In he went, blinking as his eyes were dazzled by the light. He wasn’t in a house. Then where was he? He thought he must be in a bus, a long bus with lots of empty seats. He sat down; normally he took the tram, not the bus, to get home, because the ticket was a bit cheaper, but on this occasion he had got lost in such a remote district that buses must be the only form of public transport. How fortunate that he had arrived just in time for what must be the last run of the day! And how soft and welcoming were the seats! Now that he knew this, Marcovaldo decided that he would always take the bus, even if the passengers were obliged to submit to certain obligations — ‘You are requested,’ a loudspeaker was saying, ‘to refrain from smoking and to fasten your seatbelts,’ — and even if the roar of the engine starting up was excessively loud.

A man in uniform was passing between the seats. ‘Excuse me, signor conductor,’ said Marcovaldo, ‘do you know if there’s a stop near Via Pancrazio Pancrazietti?’

‘Beg pardon, sir?
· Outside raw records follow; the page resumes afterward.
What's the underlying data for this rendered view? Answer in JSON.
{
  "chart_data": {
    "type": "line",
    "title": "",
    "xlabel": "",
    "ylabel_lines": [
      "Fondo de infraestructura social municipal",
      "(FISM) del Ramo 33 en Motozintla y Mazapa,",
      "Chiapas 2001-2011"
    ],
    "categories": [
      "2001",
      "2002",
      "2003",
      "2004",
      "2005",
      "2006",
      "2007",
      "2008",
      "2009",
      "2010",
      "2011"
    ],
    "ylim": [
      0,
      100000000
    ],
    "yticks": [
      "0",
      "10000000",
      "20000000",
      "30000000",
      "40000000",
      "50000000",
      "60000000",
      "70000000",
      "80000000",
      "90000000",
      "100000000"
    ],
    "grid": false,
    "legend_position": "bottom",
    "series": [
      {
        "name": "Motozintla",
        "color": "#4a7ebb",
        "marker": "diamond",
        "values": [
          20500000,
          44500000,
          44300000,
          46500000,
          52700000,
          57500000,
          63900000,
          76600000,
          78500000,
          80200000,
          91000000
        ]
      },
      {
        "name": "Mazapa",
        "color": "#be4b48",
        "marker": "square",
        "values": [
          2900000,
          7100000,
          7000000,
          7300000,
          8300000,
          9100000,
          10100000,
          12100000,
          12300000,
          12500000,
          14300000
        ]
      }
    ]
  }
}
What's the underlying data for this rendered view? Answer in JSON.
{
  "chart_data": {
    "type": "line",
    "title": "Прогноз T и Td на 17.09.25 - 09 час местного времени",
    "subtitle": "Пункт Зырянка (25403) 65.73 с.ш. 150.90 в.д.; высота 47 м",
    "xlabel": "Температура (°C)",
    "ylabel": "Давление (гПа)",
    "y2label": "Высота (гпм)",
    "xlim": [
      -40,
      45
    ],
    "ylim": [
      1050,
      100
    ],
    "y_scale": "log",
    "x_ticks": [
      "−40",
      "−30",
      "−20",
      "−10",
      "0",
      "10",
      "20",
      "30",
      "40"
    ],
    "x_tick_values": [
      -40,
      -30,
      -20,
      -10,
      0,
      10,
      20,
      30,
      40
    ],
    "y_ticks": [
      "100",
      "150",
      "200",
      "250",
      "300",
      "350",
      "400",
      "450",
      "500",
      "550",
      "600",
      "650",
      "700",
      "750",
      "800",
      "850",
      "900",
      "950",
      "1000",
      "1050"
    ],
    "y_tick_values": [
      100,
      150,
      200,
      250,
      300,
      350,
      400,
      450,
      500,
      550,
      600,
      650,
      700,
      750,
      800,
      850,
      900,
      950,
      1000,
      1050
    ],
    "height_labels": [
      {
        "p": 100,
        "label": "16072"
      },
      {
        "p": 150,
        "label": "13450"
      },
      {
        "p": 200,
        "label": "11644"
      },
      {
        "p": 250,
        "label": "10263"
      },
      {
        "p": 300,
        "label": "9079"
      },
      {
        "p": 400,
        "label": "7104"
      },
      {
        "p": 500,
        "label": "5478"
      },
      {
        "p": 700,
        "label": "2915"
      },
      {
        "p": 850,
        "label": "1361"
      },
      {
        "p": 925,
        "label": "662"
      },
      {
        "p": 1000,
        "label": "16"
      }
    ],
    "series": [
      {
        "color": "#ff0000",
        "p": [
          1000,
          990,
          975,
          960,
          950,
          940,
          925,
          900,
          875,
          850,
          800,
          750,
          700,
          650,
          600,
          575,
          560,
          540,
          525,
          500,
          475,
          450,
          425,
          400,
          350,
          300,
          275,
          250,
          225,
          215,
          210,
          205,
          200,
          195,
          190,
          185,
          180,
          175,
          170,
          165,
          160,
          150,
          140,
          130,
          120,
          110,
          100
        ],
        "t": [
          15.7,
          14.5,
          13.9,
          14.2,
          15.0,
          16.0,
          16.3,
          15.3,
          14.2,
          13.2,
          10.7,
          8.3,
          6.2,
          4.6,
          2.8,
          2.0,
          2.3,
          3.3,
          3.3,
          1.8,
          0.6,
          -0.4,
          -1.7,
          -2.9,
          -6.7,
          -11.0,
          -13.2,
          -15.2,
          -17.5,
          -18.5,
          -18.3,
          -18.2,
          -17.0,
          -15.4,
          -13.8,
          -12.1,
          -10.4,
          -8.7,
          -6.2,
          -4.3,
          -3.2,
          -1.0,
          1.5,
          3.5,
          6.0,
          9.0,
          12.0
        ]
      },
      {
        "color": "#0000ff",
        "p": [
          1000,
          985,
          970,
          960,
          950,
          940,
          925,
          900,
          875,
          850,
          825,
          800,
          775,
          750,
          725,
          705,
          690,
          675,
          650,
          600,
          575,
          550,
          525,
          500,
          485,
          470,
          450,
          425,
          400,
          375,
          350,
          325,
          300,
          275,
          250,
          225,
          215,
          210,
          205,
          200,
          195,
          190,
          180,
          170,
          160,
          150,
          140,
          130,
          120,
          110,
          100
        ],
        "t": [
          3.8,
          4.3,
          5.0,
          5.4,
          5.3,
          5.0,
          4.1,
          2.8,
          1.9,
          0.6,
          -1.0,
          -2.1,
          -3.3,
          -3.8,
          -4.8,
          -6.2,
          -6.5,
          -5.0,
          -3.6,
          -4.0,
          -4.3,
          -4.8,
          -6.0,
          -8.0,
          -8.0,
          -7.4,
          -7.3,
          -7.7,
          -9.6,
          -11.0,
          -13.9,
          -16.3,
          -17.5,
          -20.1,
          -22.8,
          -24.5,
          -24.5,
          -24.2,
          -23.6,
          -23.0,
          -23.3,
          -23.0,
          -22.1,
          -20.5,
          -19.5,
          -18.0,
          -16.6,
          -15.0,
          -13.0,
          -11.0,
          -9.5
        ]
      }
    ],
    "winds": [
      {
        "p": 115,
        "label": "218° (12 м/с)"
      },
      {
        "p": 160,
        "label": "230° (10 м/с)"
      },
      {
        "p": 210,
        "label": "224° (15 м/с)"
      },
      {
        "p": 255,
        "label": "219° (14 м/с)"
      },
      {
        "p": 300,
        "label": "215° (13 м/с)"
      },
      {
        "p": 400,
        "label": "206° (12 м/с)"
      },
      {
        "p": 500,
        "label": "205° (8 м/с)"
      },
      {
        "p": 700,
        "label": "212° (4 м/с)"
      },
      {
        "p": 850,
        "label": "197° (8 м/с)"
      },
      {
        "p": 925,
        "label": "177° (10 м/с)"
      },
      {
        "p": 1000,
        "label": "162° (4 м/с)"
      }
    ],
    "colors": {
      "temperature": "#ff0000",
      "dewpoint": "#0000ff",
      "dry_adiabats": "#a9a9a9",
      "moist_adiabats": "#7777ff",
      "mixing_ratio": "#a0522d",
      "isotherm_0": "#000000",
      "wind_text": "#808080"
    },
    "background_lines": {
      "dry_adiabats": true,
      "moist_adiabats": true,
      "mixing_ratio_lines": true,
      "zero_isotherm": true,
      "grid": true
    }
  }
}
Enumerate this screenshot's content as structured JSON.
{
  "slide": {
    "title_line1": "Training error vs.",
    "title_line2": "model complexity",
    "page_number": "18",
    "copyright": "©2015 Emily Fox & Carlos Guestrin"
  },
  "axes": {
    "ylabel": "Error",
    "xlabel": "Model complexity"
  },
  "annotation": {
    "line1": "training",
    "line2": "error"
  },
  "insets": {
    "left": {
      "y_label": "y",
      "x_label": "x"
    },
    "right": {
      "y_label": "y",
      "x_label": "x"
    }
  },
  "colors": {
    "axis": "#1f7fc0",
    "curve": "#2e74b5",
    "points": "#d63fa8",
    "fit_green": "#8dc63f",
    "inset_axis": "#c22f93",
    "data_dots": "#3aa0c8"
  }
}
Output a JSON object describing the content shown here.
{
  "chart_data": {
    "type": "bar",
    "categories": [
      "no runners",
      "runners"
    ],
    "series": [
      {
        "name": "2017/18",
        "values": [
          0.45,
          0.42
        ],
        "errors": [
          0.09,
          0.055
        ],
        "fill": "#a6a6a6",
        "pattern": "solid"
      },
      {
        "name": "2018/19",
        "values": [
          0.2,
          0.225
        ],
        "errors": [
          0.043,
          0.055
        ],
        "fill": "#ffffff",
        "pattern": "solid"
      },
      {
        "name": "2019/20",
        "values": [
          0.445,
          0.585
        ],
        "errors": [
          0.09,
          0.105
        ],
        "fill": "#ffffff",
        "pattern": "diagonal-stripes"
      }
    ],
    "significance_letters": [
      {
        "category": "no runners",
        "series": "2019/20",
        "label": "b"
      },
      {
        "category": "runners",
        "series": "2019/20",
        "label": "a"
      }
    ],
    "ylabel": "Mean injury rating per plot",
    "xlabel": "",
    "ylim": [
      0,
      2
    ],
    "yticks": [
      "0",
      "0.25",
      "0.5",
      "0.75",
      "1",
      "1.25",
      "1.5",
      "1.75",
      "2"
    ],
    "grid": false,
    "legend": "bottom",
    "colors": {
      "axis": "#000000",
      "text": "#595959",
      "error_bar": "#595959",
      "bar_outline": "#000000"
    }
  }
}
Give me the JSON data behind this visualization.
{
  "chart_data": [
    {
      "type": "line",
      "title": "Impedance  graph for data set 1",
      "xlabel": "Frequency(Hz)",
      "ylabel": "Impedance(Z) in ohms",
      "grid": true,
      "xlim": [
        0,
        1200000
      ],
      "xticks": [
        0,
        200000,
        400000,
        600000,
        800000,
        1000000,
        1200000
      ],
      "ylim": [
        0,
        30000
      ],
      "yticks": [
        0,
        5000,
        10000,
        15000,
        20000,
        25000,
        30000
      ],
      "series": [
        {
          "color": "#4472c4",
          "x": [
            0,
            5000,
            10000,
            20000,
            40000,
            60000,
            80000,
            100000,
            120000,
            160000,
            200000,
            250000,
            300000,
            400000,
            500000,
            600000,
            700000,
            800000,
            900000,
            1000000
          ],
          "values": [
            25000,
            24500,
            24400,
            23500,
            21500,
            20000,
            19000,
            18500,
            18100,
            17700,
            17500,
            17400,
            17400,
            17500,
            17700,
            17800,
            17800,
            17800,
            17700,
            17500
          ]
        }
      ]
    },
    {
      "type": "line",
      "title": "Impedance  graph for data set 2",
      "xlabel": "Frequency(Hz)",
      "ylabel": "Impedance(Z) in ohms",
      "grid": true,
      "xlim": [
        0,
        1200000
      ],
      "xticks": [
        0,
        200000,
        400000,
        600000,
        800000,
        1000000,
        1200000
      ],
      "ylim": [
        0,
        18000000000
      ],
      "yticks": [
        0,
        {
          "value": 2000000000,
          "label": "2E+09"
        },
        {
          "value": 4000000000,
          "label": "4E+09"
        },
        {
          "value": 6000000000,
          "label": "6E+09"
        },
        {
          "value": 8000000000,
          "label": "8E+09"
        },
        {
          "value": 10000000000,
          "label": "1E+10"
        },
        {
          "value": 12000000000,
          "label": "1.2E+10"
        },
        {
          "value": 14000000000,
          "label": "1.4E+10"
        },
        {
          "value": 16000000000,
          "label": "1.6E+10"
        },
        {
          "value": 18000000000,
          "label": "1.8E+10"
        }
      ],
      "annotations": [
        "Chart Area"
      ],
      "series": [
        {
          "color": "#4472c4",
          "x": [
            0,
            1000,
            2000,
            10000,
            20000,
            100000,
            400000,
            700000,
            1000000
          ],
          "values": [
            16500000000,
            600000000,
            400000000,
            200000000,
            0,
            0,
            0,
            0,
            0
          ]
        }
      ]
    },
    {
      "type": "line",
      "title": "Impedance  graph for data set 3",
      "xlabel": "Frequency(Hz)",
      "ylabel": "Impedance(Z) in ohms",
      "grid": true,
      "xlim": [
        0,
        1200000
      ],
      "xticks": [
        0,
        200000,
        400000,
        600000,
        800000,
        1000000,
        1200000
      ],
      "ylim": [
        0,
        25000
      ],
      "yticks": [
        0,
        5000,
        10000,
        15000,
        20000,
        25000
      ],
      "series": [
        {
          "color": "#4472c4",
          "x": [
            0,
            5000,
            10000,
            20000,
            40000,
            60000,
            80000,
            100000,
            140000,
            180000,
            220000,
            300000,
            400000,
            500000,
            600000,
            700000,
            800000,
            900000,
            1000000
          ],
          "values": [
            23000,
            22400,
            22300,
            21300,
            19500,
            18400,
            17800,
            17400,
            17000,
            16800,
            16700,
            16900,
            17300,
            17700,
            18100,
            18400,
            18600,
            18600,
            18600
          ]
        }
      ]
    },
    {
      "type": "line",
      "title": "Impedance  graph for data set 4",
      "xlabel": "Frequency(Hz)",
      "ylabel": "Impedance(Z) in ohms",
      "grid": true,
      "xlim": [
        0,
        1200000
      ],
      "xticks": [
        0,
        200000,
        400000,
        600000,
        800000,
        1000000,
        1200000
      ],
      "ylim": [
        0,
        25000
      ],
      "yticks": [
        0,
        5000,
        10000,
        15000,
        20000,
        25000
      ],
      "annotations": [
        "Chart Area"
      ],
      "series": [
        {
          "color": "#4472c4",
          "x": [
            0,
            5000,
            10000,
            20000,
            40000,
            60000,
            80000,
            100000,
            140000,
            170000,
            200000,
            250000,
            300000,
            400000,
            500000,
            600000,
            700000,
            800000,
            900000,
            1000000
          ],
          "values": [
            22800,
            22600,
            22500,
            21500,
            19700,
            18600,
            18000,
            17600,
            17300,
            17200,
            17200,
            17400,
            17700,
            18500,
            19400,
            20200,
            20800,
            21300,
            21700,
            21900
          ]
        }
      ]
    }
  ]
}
The first stop is Bombay, then Calcutta and Singapore.’

Marcovaldo looked around. In other seats impassive, bearded, turbaned Indian men were sitting. There were a few women too, wrapped in embroidered saris, with a spot of lacquer on their foreheads. Through the windows, the night showed full of stars, now that the aeroplane, having crossed the thick blanket of fog, was flying through the great heights of the upper air, in a limpid sky.